The remarkable science involved — and the impact on the Lacks family, some of whom suffered from chronic illnesses without health insurance — were documented in a 2010 bestselling book, "The Immortal Life of Henrietta Lacks." Oprah Winfrey portrayed her daughter in an HBO movie about the story. The lawsuit was filed exactly 70 years after the day she died, on Oct. 4, 1951.
"The exploitation of Henrietta Lacks represents the unfortunately common struggle experienced by Black people throughout history," the suit says. "Indeed, Black suffering has fueled innumerable medical progress and profit, without just compensation or recognition. Various studies, both documented and undocumented, have thrived off the dehumanization of Black people."
Shobita Parthasarathy, a University of Michigan professor of public policy who has researched issues around intellectual property in biotechnology, said the lawsuit comes at a time when Lacks’ family is likely to have a sympathetic audience for their claims.
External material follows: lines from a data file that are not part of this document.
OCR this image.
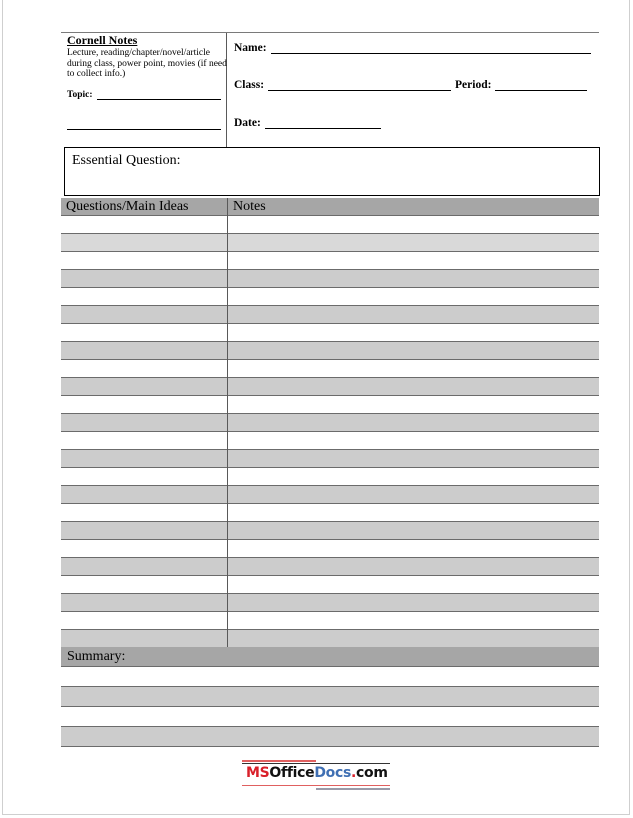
Cornell Notes
Lecture, reading/chapter/novel/article during class, power point, movies (if need to collect info.)
Topic:
Name:
Class:	Period:
Date:
Essential Question:
Questions/Main Ideas	Notes
Summary:
MSOfficeDocs.com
"We are at a moment, not just after the murder of George Floyd but also the pandemic, where we have seen structural racism in action in all sorts of places," she said. "We keep talking about a racial reckoning, and that racial reckoning is happening in science and medicine, as well."
Parthasarathy said the case also comes amid revelations about how tech companies are profiting from mining customers’ data.
"I think it’s raising questions for all of us about whether or not our structures of informed consent are adequate to deal with the realities of how data is being taken from us and used either to sell us things or to make companies money," she said.
A group of white doctors at Johns Hopkins in the 1950s preyed on Black women with cervical cancer, cutting away tissue samples from their patients’ cervixes without their patients’ knowledge or consent, the lawsuit says.
Johns Hopkins Medicine says it reviewed its interactions with Lacks and her family over more than 50 years after the 2010 publication Rebecca Skloot’s book. It says it "has never sold or profited from the discovery or distribution of HeLa cells and does not own the rights to the HeLa cell line," but it has acknowledged an ethical responsibility.
"At several points across those decades, we found that Johns Hopkins could have — and should have — done more to inform and work with members of Henrietta Lacks’ family out of respect for them, their privacy and their personal interests," Johns Hopkins Medicine says on its website.
Crump, a Florida-based civil rights attorney, has risen to national prominence representing the families of Trayvon Martin, Michael Brown, Breonna Taylor and George Floyd -- Black people whose deaths at the hands of police and vigilantes helped revitalize a national movement toward police reform and racial justice.
Seeger, a New Jersey-based corporate litigator, has represented thousands of former NFL players in a class action settlement over concussions and was a lead negotiator of Volkswagen's $21 billion diesel emissions settlement with car owners.